As a college student I always find myself in rooms full of people- my classes, the quad on campus, bathrooms, restaurants, bars, parties,etc. Yet, as a college student I am amazed at how little interactions we actually do within these rooms. Yes, it is very awkward to talk to people in the bathroom, and yes going up to strangers is weird and uncomfortable, but is that it? Is that our biggest fear when approaching someone? That feeling we get that is half fear half nervousness that makes us doubt everything we are about to do and psych ourselves out. This feeling is scary, it can even be terrifying, but what I have recently discovered, is that missing an opportunity to meet someone, to expose yourself personally, to actually talk to someone new, to me that is far worse.

Today in one of my classes my teacher told us to stand up from where we were and go sit next to 5-6 people we didn’t know. Now for the past 6 weeks I have sat in the same spot, in the second row between two of my friends, and I have become comfortable here. I wasn’t afraid to talk to the people next to me, I knew the professor saw my face everyday (bonus right?), and I also didn’t feel the need to move because I was comfortable right? Wrong. After getting up and finding myself sitting next to five complete strangers, the Professor then asked us to tell one another our greatest fear. The class was silenced by these words. Not only were we supposed to sit next to strangers, but we were supposed to have a conversation with them all and then tell them all the most vulnerable aspect of ourselves? Now I thought this was crazy too at first, but at the same time I felt my own curiosity rise up within me, wanting to know what these people around me feared. What is it that they feared the most in this world? What would they think of my fear? Would they look at me differently?

Not being afraid to speak first, I told the group my name and proceeded to tell them my greatest fear and why. I told this group of strangers that I was fearful of time, of not having enough of it. I did not want to be sitting in my death bed, looking back at my life and feel the weight of regret. Whether it is regretting not swimming for another year, not telling that person how I felt, not thanking these influential people in my life, or simply for not going out that one night I was tired, I want to live a life without regrets. I feel as though time carries such a heavy weight within us all, making us second guess everything we do, making us think it will affect our future in someway, when in reality the future is as real as the past, meaning it never exists. We only have a multitude of presents, so we should use them, take advantage of them, and stop worrying about what we cannot control.
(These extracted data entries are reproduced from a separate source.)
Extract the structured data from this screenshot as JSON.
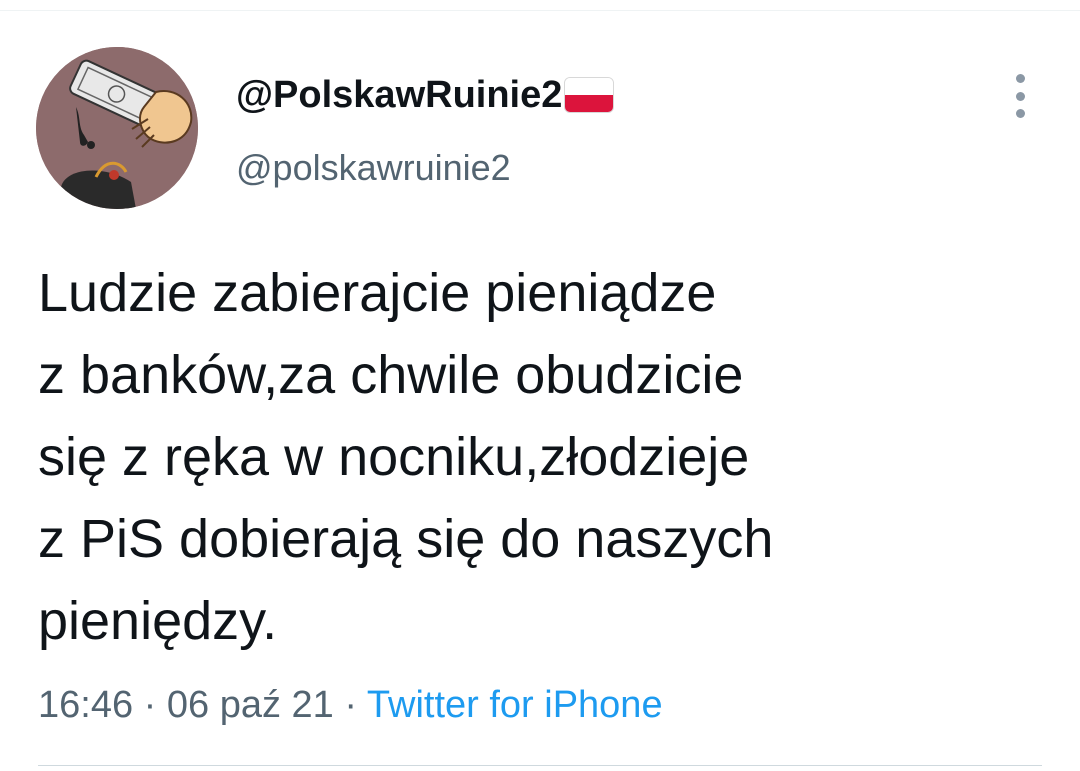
{
  "user": {
    "display_name": "@PolskawRuinie2",
    "handle": "@polskawruinie2",
    "flag": "poland-flag-icon",
    "avatar": "avatar-cartoon-hand-money"
  },
  "tweet": {
    "lines": [
      "Ludzie zabierajcie pieniądze",
      "z banków,za chwile obudzicie",
      "się z ręka w nocniku,złodzieje",
      "z PiS dobierają się do naszych",
      "pieniędzy."
    ],
    "time": "16:46",
    "separator": "·",
    "date": "06 paź 21",
    "source": "Twitter for iPhone"
  },
  "menu": {
    "icon": "more-vertical-icon"
  },
  "colors": {
    "text": "#0f1419",
    "secondary": "#536471",
    "link": "#1d9bf0",
    "flag_red": "#dc143c",
    "avatar_bg": "#8d6b6c"
  }
}
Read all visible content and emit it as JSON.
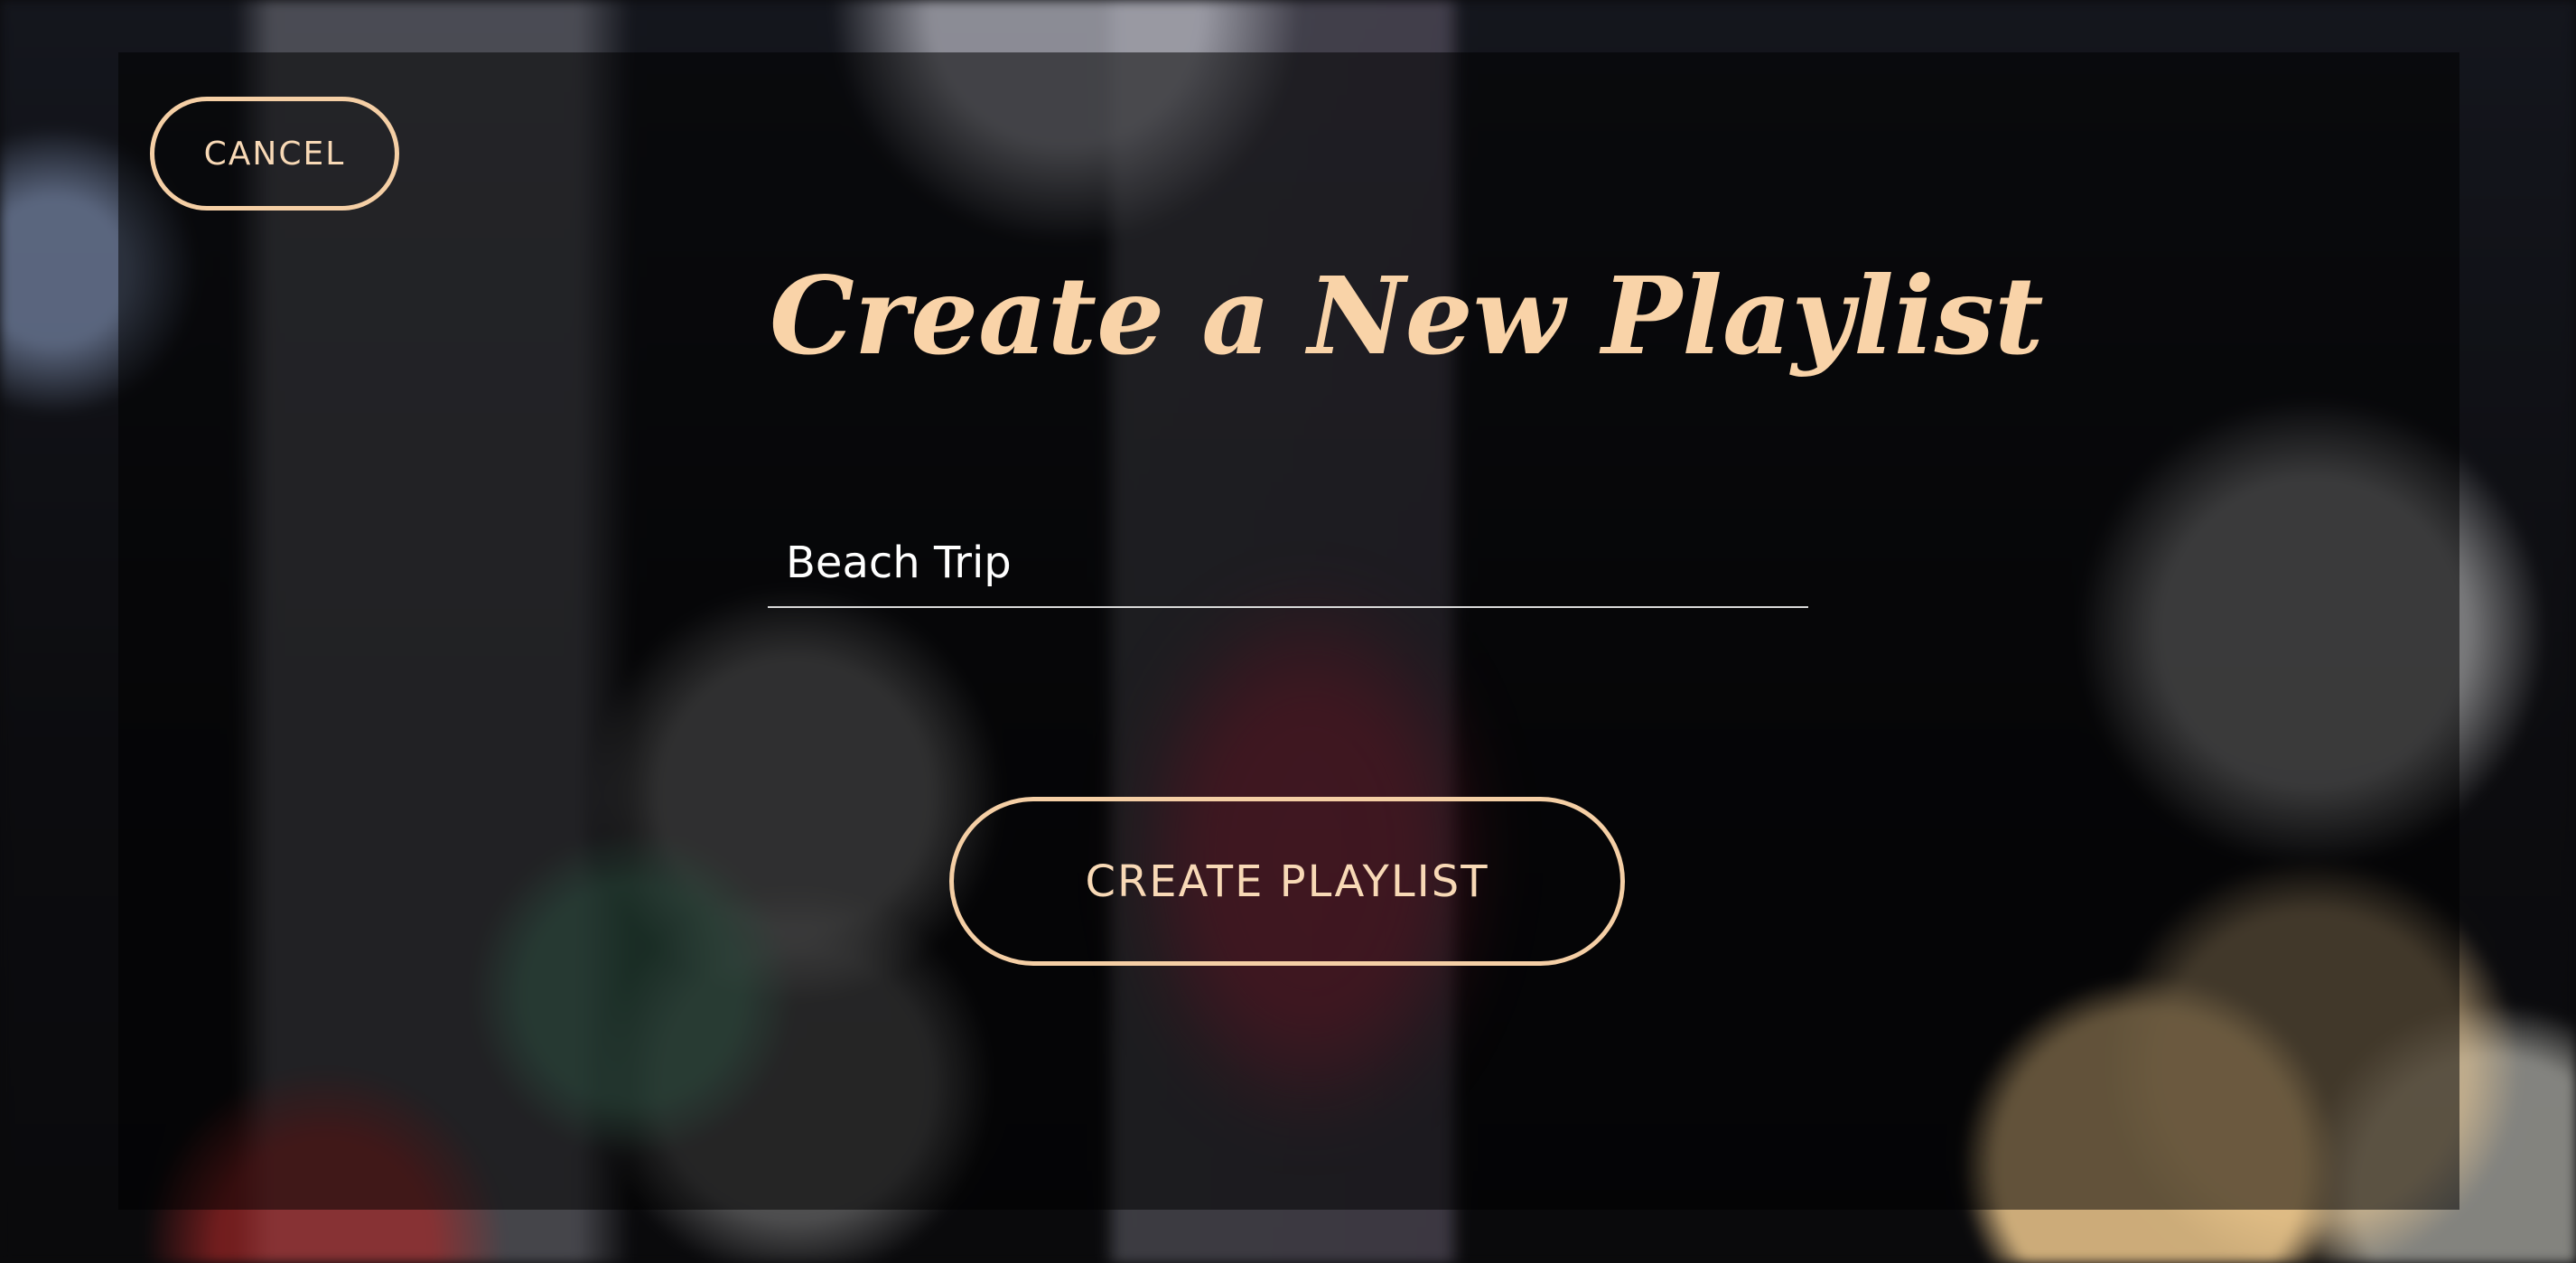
{
  "dialog": {
    "cancel_label": "CANCEL",
    "title": "Create a New Playlist",
    "name_input_value": "Beach Trip",
    "create_label": "CREATE PLAYLIST"
  },
  "colors": {
    "accent": "#f5cfa5",
    "input_text": "#ffffff",
    "underline": "#d9d9d9"
  }
}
After explaining my own fear, shakily speaking my words at first, I learned that most of these people, strangers, girls I had never met before, shared my same fear. They explained their fears of no longer having their parents around one day, of not being able to support themselves, and of not being able to figure out their purpose in life. I am surrounded everyday by people like this in college, people who walk around sharing my same fears, aspirations, and questions, yet I have never taken the time to get to know them. Most of us travel around with headphones in, with our phones glued to our hands not wanting to feel alone, yet by doing these things we are in turn isolating ourselves. By failing to look up and recognize the people around us, we are just adding to our own loneliness.

I no longer look to these five people as strangers, instead I see them as friends. I exposed more of myself to them than I have to some of my good friends and family. Through our shared vulnerability we were able to make connections, ones that went past what we do on a normal basis. I learned through this exercise that fear limits us from reaching our potential, it literally kills us from the inside out. By being fearful we worry, we stress, and we hesitate and I think these are the worst things a person can do. Once you being to overthink and hesitate, the moment golden is gone, it has passed, and we have let our own irrational fears get the best of us.

As I prepare to graduate, I look back on the amount of strangers I have passed and not spoken too, of the amount of people I have been to scared to open myself up too, and I regret it. I regret not taking the chance to talk to someone because of my own personal fear, but now I know better. I know that life is full of a multitude of moments, without a past or present. I know that most of us are all fearful of the same thing, and because of this we are all connected. We aren’t as lonely as we thought we were. My teacher ended lecture today by telling us that life should be a win/win situation for everyone. Meaning that life should not be based on who wins and who loses, but ensuring that we all end up winning in the end and in order to do that, we need to live in the present. As cliche as it sounds, and as overused in country songs as this is, it is the truth. Our fears are killing us- emotionally, physically, and psychologically, so as Elsa said not too long ago…we should let it all go. Let go of the fear, let go of feeling afraid to go up to someone, and let go of placing yourself in a position to feel lonely. Get out there. Go. Now. Take advantage of the moment you have now, the multitude of moments you have now, because the black and white truth is that is all we really have.